The London bomb plot was a windfall — let’s say it is a coincidence — for the Republicans to ride back to office on the platform of war on terror — nay war on "Islamic" terror. Terror without the Islamic label is none of their business.

It is alleged that a powerful section of the Western corporate media is in the hands of those who wage the war on terror on behalf of capitalism, rightwing evangelism and Zionism. Just before Scotland Yard announced its detection of the plane plot to the world media, the Israeli government said it was putting its operations in Lebanon on hold till the weekend to give a chance for diplomatic efforts aimed at a UN resolution to go ahead. It was an assurance that there won't be a Qana-like massacre for a couple of days to dominate the headlines of the Western media. Another coincidence? The London plot just as much it helped Washington and London to rekindle fears of “Islamic terror” in the minds of their people, also helped the Israelis to keep its war crimes out of media channels.

Does the news about the terror plot deserve such prominence? Look at some of the facts of the matter:

  • The plane plot was discovered well ahead of the alleged date on which the terror suspects were to allegedly execute their plan. So there was no need to cause unnecessary panic and flight delays worldwide.
  • The claim that five of the suspects are still at large was made by US authorities. Scotland Yard did not state this in its statement.
  • Since 1996, or even before that, western intelligence units and law enforcement authorities have been aware of the possibility of terrorists using liquid explosives.
  • None of the suspects was arrested in any of the British airports.
  • The arrests were the result of a long-standing investigation — a coordinated effort of the US, British and Pakistani governments. This means the suspects had been under surveillance for a long period. Surely, the authorities could have stepped up security measures to detect liquid explosives at every western airport as soon as they came to know about the alleged plot.
  • President Bush in a brief statement on Thursday said the plot was a "stark reminder that this nation is at war with Islamic fascists who will use any means to destroy those of us who love freedom." There are no "Jewish-fascists" in Bush's lexicon to describe those who kill children in Lebanon, and the US president, after the 9/11 attacks made a similar statement saying the "terrorists hate us, because they hate the freedom we enjoy."
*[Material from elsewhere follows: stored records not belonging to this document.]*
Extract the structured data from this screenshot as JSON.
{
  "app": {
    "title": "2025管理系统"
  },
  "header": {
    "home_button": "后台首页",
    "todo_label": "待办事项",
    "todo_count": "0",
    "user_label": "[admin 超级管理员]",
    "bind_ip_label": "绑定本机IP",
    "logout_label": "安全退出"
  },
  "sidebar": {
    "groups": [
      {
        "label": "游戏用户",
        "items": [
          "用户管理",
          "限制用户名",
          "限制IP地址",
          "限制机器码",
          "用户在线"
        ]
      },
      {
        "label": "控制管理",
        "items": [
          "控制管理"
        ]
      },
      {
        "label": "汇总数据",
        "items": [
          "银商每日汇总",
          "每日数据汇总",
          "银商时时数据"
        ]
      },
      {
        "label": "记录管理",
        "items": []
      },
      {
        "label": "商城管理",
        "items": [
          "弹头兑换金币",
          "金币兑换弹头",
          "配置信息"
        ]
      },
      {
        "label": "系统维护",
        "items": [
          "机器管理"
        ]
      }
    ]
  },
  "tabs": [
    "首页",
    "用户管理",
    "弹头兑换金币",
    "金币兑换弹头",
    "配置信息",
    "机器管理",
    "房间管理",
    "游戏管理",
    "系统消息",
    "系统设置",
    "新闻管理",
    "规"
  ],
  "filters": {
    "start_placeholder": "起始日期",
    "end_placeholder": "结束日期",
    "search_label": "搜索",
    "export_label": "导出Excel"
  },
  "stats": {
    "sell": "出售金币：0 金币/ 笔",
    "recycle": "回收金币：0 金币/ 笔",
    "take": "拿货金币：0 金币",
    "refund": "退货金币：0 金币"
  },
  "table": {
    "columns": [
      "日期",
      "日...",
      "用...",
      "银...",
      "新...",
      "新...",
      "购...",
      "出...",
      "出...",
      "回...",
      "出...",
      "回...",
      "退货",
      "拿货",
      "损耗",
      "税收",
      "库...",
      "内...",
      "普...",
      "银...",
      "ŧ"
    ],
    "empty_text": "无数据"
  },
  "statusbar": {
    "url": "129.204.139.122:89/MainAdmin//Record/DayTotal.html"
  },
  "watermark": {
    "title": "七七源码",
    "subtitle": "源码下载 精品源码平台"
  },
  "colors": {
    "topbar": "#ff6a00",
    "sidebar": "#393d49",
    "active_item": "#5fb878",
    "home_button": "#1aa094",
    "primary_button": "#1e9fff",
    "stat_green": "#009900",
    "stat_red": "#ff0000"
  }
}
In the absence of an independent and objective global TV channel to report the news as it is, the corporate media are probably over reacting —or, to use the Lebanese conflict jargon, indulging in disproportionate reporting.

This column does not try to dismiss the alleged terror plot as a Western conspiracy or protect those behind it.

Rather it cynically questions the claims made by London and Washington because neither has produced the factual account yet.

There is another reason for my scepticism: Both Washington and London poured on us heaps of similar claims — which were never substantiated— on their way to Baghdad in 2003.

So it is quite natural for us not to take anything that comes from Washington or London at face value.

If the suspects are found guilty, they should be punished, for those who kill or intend to kill innocent civilians are a threat to the whole of humanity. Terror is not an answer to state terror.

If those Muslim suspects really want to teach Washington and London a lesson for their open support for Israel's terror, they should go to Iraq, Afghanistan and Lebanon and fight the war to evict the colonialists and end the foreign occupation of those countries.